When the 1999-2000 season got underway, Patrik Elias and Brendan Morrison held out. On October 25, prior to the team’s ninth game of the season, the two players agreed to contracts. After only recording 26 points in 44 games following a 46-point rookie campaign in 76 games, Morrison was traded to the Vancouver Canucks along with Denis Pederson for Alexander Mogilny later in the campaign. Elias, meanwhile, was not traded and went on to lead the Devils to another two titles, including one in 2000, becoming the greatest forward in franchise history. He has remained with Jersey’s Team every time he was an unrestricted free agent.

Lou Lamoriello
Lou Lamoriello, seen here at the 2013 NHL Entry Draft, has dealt with a number of holdouts since becoming the Devils General Manager on September 10, 1987. (Ed Mulholland-USA TODAY Sports)

Elias and the Devils raised their 1999-2000 Stanley Cup championship banner on October 6, 2000, without two key components of the winning team in attendance. This time Arnott and Niedermayer (once again) held out and were largely missed by the sellout crowd of 19,040, with chants of “We want Arnott!” raining down from the emotional fans. They wouldn’t get their wish until November 22, the team’s 20th game of the season, when Arnott and Niedermayer made their season debuts. Arnott, as a member of the “A-line” with line mates Elias and Petr Sykora, had his best season as a Devil scoring 55 points in 54 games. It wasn’t enough for Lamoriello and on March 19, 2002, Arnott was shipped to the Dallas Stars with Randy McKay and a draft pick for Jamie Langenbrunner and Joe Nieuwendyk.

Scott Niedermayer: The Only Holdout Who Got the Last Laugh

Niedermayer was one of the few players who was spared being traded. In fact, he is probably the only Devil who held out and eventually got the last laugh. Following the 2003-04 season, Niedermayer became a restricted free agent and was one year away from being unrestricted. After turning down an offer from the Devils, Niedermayer was set for an arbitration hearing but hoped to get a multi-year deal in place before then. It never happened and Niedermayer was granted a record-tying $7 million one-year contract by an NHL arbitrator. Then, to make matters worse, clock struck midnight on the expiring collective bargaining agreement on September 15, setting the stage for a lockout that wiped out the 2004-05 season.

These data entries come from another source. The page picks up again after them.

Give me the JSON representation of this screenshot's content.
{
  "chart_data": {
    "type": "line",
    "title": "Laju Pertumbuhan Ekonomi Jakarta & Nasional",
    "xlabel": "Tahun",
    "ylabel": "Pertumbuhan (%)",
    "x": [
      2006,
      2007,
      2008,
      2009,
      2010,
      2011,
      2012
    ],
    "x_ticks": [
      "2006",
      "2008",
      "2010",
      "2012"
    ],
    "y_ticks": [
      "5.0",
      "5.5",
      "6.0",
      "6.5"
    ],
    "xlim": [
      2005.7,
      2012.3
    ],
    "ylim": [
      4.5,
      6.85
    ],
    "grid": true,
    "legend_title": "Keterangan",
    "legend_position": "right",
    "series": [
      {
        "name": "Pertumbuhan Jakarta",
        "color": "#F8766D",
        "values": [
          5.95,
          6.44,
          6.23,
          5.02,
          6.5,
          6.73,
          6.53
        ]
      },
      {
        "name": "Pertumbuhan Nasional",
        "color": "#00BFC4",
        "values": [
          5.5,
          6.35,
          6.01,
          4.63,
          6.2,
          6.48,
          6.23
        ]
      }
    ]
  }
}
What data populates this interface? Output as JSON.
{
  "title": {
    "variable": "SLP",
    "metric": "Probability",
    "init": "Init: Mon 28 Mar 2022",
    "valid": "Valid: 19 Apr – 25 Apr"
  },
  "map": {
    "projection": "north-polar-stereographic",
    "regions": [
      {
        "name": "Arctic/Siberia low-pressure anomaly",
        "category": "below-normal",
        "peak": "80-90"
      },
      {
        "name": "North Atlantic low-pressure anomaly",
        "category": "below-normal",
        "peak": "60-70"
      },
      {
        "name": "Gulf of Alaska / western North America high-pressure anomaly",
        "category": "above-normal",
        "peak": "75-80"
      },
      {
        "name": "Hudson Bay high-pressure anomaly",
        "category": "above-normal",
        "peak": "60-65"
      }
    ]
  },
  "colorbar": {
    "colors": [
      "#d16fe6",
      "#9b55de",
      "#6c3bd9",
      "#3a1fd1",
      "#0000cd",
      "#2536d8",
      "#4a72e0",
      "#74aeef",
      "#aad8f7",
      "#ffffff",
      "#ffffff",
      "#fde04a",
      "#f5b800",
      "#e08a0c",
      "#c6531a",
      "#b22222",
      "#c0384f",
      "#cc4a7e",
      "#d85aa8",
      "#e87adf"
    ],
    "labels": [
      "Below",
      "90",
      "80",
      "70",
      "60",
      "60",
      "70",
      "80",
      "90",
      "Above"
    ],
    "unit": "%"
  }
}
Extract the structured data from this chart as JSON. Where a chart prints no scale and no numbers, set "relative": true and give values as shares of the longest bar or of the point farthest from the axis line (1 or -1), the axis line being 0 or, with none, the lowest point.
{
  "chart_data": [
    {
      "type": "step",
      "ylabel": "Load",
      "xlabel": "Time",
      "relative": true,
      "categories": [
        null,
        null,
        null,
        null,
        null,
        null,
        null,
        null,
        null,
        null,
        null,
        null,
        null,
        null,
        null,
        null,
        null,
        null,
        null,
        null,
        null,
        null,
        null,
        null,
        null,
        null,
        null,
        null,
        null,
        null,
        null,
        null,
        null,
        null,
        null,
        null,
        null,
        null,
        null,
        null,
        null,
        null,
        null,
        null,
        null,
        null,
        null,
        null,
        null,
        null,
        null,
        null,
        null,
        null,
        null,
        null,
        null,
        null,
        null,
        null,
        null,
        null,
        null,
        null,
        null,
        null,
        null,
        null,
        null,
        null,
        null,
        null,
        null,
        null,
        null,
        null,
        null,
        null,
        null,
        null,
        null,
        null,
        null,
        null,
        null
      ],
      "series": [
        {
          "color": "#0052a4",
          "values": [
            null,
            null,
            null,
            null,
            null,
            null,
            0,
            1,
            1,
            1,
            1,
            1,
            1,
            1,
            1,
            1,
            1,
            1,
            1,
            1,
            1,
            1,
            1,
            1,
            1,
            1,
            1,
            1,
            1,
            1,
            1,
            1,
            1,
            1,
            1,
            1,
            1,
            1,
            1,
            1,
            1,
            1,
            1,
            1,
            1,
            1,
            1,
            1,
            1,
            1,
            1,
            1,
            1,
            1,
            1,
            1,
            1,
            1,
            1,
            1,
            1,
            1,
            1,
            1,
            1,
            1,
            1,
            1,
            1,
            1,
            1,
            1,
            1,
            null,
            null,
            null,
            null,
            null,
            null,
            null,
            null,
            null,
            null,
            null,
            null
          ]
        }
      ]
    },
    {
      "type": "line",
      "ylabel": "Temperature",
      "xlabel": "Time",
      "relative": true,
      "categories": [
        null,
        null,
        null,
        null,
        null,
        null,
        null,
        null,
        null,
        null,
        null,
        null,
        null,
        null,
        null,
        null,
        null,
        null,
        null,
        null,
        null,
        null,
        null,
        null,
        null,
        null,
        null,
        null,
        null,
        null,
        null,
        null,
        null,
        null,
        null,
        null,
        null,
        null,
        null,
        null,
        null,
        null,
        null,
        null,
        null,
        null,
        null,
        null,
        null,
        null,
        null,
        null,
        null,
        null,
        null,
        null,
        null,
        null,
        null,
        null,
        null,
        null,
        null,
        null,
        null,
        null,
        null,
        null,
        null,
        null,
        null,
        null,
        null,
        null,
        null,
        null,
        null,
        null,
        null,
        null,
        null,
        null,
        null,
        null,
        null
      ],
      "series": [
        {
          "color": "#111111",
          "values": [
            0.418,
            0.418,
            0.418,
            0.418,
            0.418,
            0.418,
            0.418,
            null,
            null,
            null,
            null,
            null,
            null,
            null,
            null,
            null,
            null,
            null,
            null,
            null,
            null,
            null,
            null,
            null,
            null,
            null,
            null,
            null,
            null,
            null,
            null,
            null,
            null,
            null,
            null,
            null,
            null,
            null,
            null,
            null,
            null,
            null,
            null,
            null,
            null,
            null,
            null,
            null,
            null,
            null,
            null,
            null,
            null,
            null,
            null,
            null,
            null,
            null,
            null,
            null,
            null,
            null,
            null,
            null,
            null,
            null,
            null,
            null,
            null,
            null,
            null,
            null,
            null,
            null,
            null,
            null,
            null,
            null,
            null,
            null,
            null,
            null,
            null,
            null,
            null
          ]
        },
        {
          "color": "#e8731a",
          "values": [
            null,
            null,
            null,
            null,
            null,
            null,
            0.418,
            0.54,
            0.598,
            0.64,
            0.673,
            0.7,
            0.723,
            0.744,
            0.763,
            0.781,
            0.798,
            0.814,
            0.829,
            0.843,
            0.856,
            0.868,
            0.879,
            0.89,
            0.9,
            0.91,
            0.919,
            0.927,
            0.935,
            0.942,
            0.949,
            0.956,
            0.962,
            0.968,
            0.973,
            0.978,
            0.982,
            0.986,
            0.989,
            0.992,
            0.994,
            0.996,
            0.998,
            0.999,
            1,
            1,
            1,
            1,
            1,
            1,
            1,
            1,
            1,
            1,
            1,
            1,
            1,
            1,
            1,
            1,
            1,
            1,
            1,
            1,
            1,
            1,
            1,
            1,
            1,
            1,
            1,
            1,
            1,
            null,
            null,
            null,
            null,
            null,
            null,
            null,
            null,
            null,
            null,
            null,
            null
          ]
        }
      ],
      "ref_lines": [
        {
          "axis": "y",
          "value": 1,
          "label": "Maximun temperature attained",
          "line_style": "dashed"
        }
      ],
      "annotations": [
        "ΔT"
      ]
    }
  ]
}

A year later, with a new CBA intact, Niedermayer turned down a superior offer from New Jersey and opted to join his brother, Rob Niedermayer, who played with the then-called Mighty Ducks of Anaheim. The loss of arguably their best defenseman, and interim captain when Scott Stevens went down with a concussion during the 2003-04 season, set the team back in the revamped “new” NHL. The Devils drive to the Cup stalled in the second round in each of the two seasons following Niedermayer’s departure and didn’t go beyond the semifinals until they lost in the 2012 Stanley Cup Final. Niedermayer, on the other hand, and his brother led the Ducks to their first championship in 2007.